Sunflowers hold a special power over Murakami; he is helplessly infatuated with them. According to Murakami, the language of the sunflower is silent love, admiration, loyalty, as well as optimism and bravery, peace, and hope. His work “Ohana no Bōru” (Flower Ball) uses a bright colorful tone, plants, flowers, and manga to showcase his concept of Superflat. The clustered sunflowers are painted on the surface of spheres, a two-dimensional space. The repetitive smiling flowers embed the whole piece with blooming smiles, surrendering to the clusters of red and pink. Pink is used repetitively, repeated over and over, to give the composition of the painting a nonsequential pattern. The seemingly standard smiley faces use a kawaii child-like expression to hide their true feelings. On the surface, these sunflowers seem happy. However, the meaning they convey differs in the eye of the beholders. Murakami once commented, “Each flower seems to have its individual emotions and personalities… I think they are both beautiful and disturbing. They also contain a certain power, the same power I feel when portraying human faces.” People’s performance under different states varies. However, Murakami doesn’t present this hidden meaning directly, instead he provides his viewers with an opportunity for infinite imagination. That is why his sunflowers are so widely popular.

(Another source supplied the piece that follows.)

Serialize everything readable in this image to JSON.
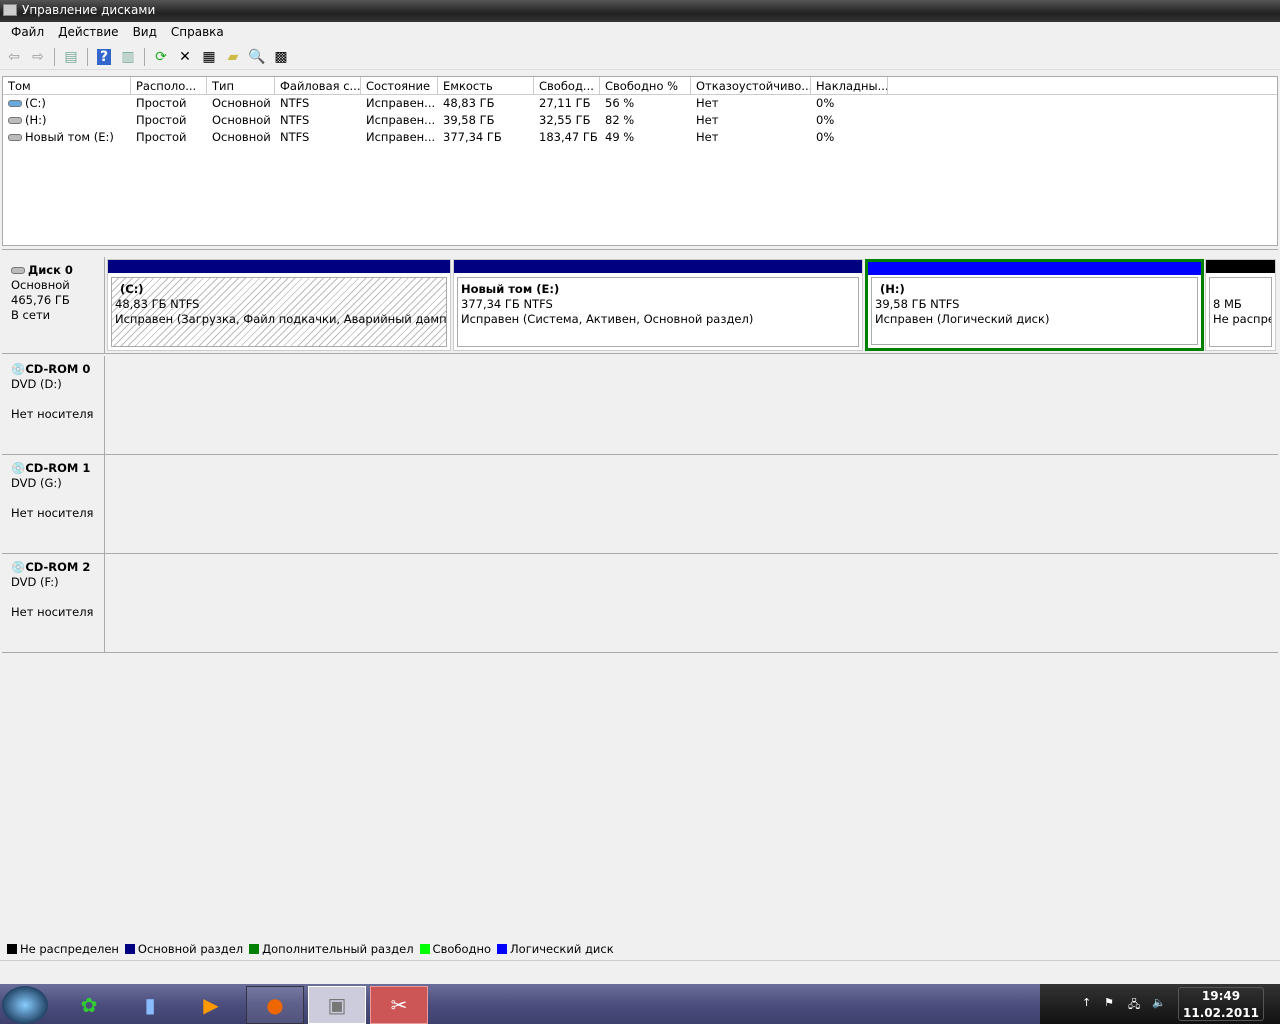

In “Ohana no Bōru,” Murakami integrates Eastern tradition and Western culture, balancing high art and pop culture, and the result is both entertaining and aesthetically pleasing. The work employs the one-point perspective as well as the two-point perspective in Western arts to achieve a three-dimensional sense of space. On an apparently bulging sphere, he paints using the Ukiyo-e technique: traces of smooth lines, bright color, and two-dimensional space can be identified in his work. The visually infinite expansion haunts our perception. The transition from 2D to 3D exhibits a strong rhythm, dense and tidy layers of pattern, as well as elegant and intricate aestheticism. In the Superflat technique, on a monochromatic plane, he can inspire various innovations in Western modernism. His colorful works may seem simple and childish, but the spirit and content behind them are derived from Zen Buddhism. He uses kawaii or exaggerated images to represent Japanese culture and topics of the adult world. The sun is historically the symbol of Japan. In the context of contemporary art history, it also pays homage to Andy Warhol, a legend in pop art.